Financial companies are increasingly using data to make critical decisions by predicting the movements of financial markets and the outcome of their actions.
Equally, having all of the information to make a decision in one place can dramatically improve the process. In most organisations, critical data is usually available; however, businesses that have not moved into the data world are often unable to access the right data. Unsurprisingly, the Economist Intelligence Unit reported that nine out of 10 business leaders believe that their decisions would be better made had all the relevant information been available to them.
Closely tied with marketing, using data to personalise customer relationships is a growing trend. Smart merchants are segmenting and differentiating their treatment of customers dependent on customer profiles. Knowing if a customer is a big spender or likes a certain type of product means contact with that individual can be tailored to theses preferences.

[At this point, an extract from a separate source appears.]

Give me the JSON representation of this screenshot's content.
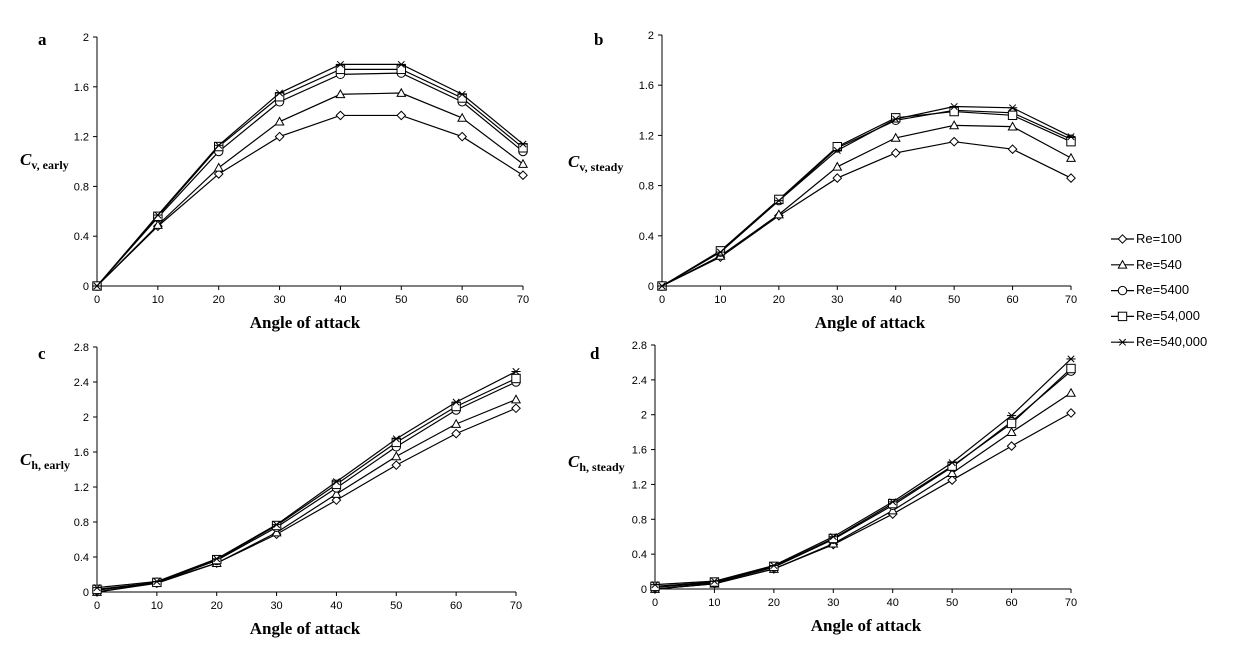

Companies using data in this way are therefore able to invest their marketing into relevant areas, focused on higher value customers or increasing overall loyalty. Data provides an opportunity to gather information from users which can then enhance the user experience, building brand and improving decision making, bringing customers into the boardroom.
Traditionally, data analysis has been a slow and labour-intensive process. The growth of data awareness has meant that today's analysts can spend more time acting on data, rather than processing it. New IT tools, such as data blending software, have provided businesses with the ability to be creative and use insight to find the information they need.
Empowered by these exciting analysis tools, line-of-business analysts are already doing more than they could just a few years ago. Data is not merely just a marketing tool; it is a full-scale business tool which can be used across organisations. I would expect to see decision making with data become almost as essential to businesses as IT in the future.